= R. H. Gretton =

British novelist and historian

Richard Henry Gretton (1874 – 24 February 1936) was a British novelist and historian.

==Early life and career==
He was educated at Magdalen College, Oxford and afterwards worked as London editor of The Manchester Guardian.

Gretton's 1913 popular history of Britain, A Modern History of the English People, was originally published in 1913 and updated in 1930 to bring the history down to the fall of the Lloyd George coalition government in 1922. Virginia Woolf made twenty-three pages of notes on Gretton's book as part of her background reading for her 1937 novel The Years.

During the First World War he was a private in the Royal Garrison Artillery and he also served in the Labour Corps in France. In 1918 he was appointed to the Army Education Department at the War Office. In 1920 he was made vice-principal of Ruskin College.
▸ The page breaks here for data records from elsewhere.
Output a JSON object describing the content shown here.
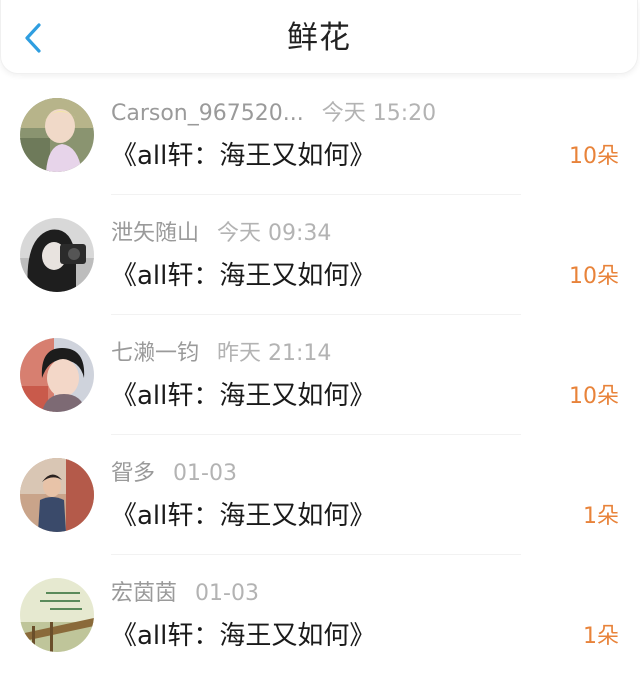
{
  "header": {
    "title": "鲜花",
    "back_icon": "chevron-left-icon",
    "accent_color": "#2f9ee0"
  },
  "count_color": "#e8833a",
  "records": [
    {
      "name": "Carson_967520...",
      "time": "今天 15:20",
      "book": "《all轩：海王又如何》",
      "count": "10朵"
    },
    {
      "name": "泄矢随山",
      "time": "今天 09:34",
      "book": "《all轩：海王又如何》",
      "count": "10朵"
    },
    {
      "name": "七濑一钧",
      "time": "昨天 21:14",
      "book": "《all轩：海王又如何》",
      "count": "10朵"
    },
    {
      "name": "眢多",
      "time": "01-03",
      "book": "《all轩：海王又如何》",
      "count": "1朵"
    },
    {
      "name": "宏茵茵",
      "time": "01-03",
      "book": "《all轩：海王又如何》",
      "count": "1朵"
    }
  ]
}
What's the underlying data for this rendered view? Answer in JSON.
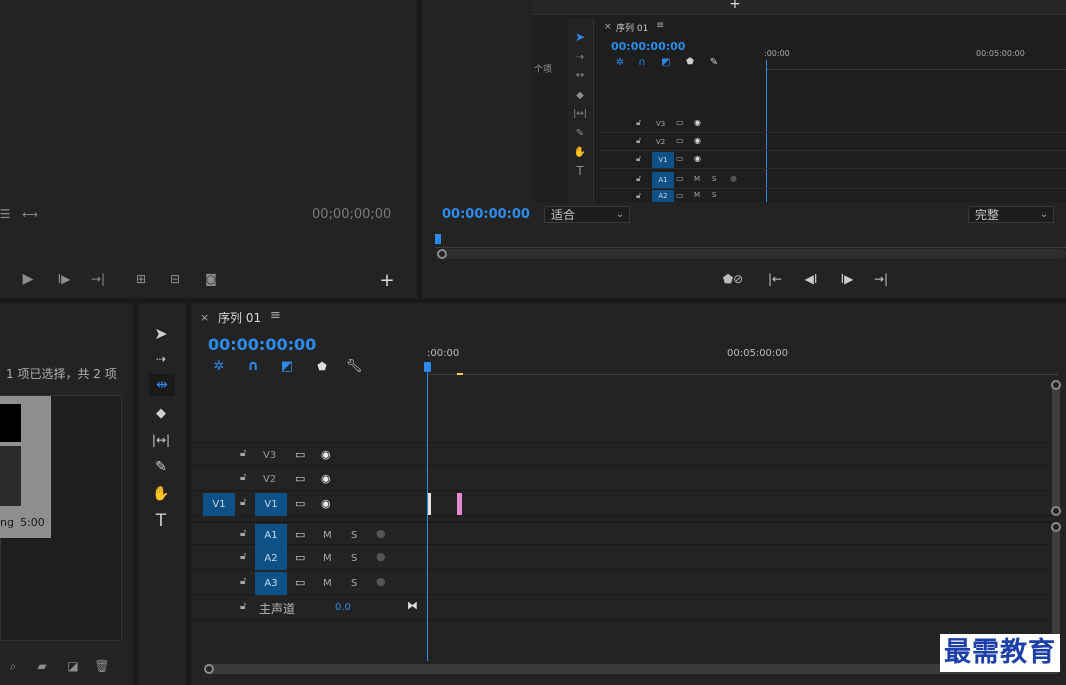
{
  "source_monitor": {
    "timecode": "00;00;00;00"
  },
  "program_monitor": {
    "timecode": "00:00:00:00",
    "fit_select": "适合",
    "quality_select": "完整",
    "mini_sequence": {
      "tab_title": "序列 01",
      "timecode": "00:00:00:00",
      "ruler_start": ":00:00",
      "ruler_mid": "00:05:00:00",
      "project_label": "个项",
      "tracks": [
        "V3",
        "V2",
        "V1",
        "A1",
        "A2"
      ],
      "mute": "M",
      "solo": "S"
    }
  },
  "project_panel": {
    "selection_text": "1 项已选择，共 2 项",
    "clip_name": "ng",
    "clip_duration": "5:00"
  },
  "timeline": {
    "tab_title": "序列 01",
    "timecode": "00:00:00:00",
    "ruler_start": ":00:00",
    "ruler_mid": "00:05:00:00",
    "video_tracks": [
      {
        "name": "V3",
        "source": ""
      },
      {
        "name": "V2",
        "source": ""
      },
      {
        "name": "V1",
        "source": "V1"
      }
    ],
    "audio_tracks": [
      {
        "name": "A1",
        "mute": "M",
        "solo": "S"
      },
      {
        "name": "A2",
        "mute": "M",
        "solo": "S"
      },
      {
        "name": "A3",
        "mute": "M",
        "solo": "S"
      }
    ],
    "master": {
      "label": "主声道",
      "value": "0.0"
    }
  },
  "watermark": "最需教育",
  "colors": {
    "accent_blue": "#2d8ceb",
    "track_target": "#0d5186",
    "clip_pink": "#e58ad0"
  },
  "icons": {
    "add": "plus-icon",
    "wrench": "wrench-icon",
    "marker": "marker-icon"
  }
}
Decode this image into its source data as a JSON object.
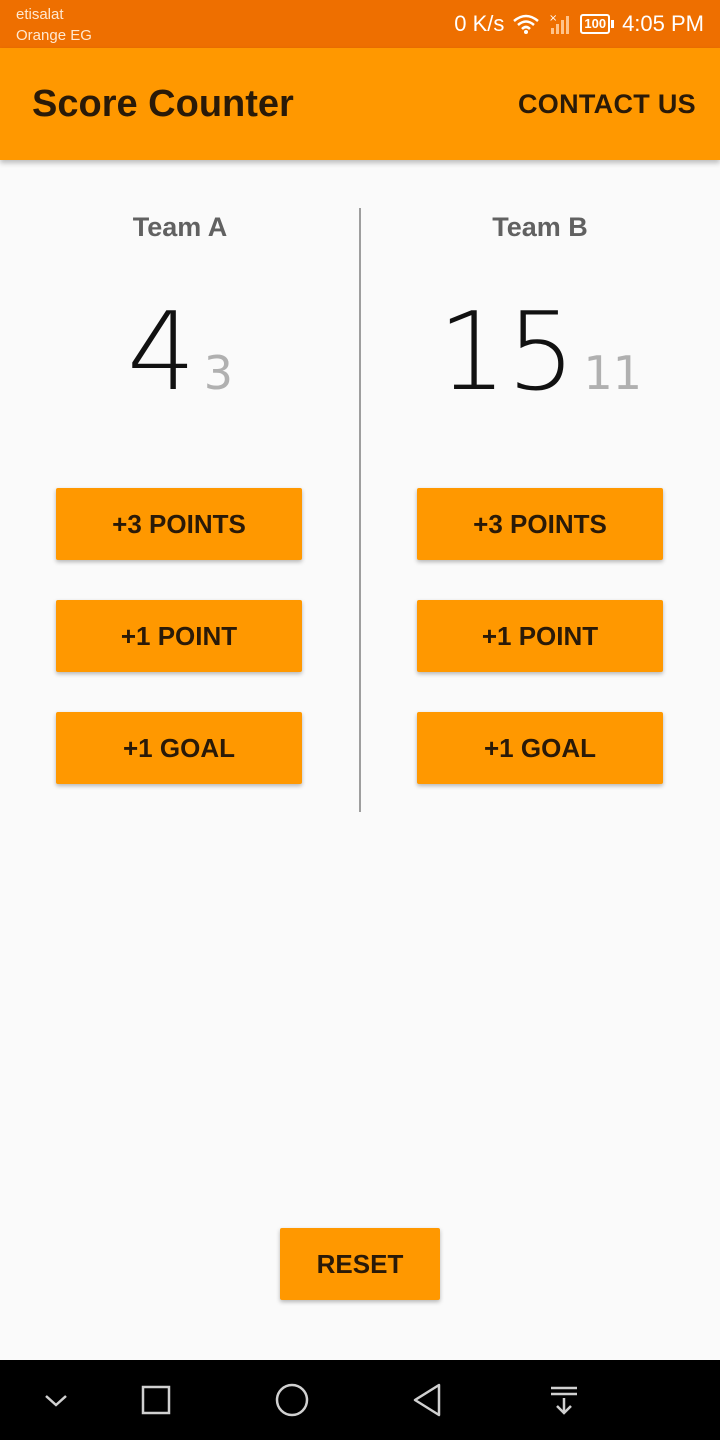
{
  "status_bar": {
    "carrier_line1": "etisalat",
    "carrier_line2": "Orange EG",
    "net_speed": "0 K/s",
    "battery": "100",
    "time": "4:05 PM"
  },
  "app_bar": {
    "title": "Score Counter",
    "action_label": "CONTACT US",
    "color": "#ff9800"
  },
  "team_a": {
    "name": "Team A",
    "score": "4",
    "secondary": "3",
    "buttons": {
      "three_points": "+3 POINTS",
      "one_point": "+1 POINT",
      "one_goal": "+1 GOAL"
    }
  },
  "team_b": {
    "name": "Team B",
    "score": "15",
    "secondary": "11",
    "buttons": {
      "three_points": "+3 POINTS",
      "one_point": "+1 POINT",
      "one_goal": "+1 GOAL"
    }
  },
  "reset_label": "RESET",
  "nav_bar": {
    "icons": [
      "chevron-down-icon",
      "recents-icon",
      "home-icon",
      "back-icon",
      "notification-pull-icon"
    ]
  }
}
From 14 June to 19 July 1929, Gretton delivered a series of broadcasts for BBC radio on the subject of "Some Makers of Modern Politics", in which he explored various Victorian statesmen and their influence.

==Personal life==
Gretton married Mary Sturge, who died in York on 15 August 1961, aged 90.

==Works==
- Ingram (London: Grant Richards, 1911).
- Almayne of Mainfort (London: Grant Richards, 1912).
- Imperialism and Mr. Gladstone, 1876–1887 (London: G. Bell & Sons, 1913).
- The King's Majesty: A Study of the Growth of the Central Administration (London: G. Bell & Sons, 1913; second edition, 1930).
- A Modern History of the English People (London: Grant Richards, 1913; second edition, 1930).
- History (London: Secker, 1914).
- The English Middle Class (London: Bell, 1919).
- The Burford Records: A Study in Minor Town Government (Oxford: Clarendon Press, 1920).
- The Ancient Remains of Oxford Castle (Oxford: Phipps & Co., 1925; second edition, 1935).
- 'England in 1910', The Spectator (10 May 1935).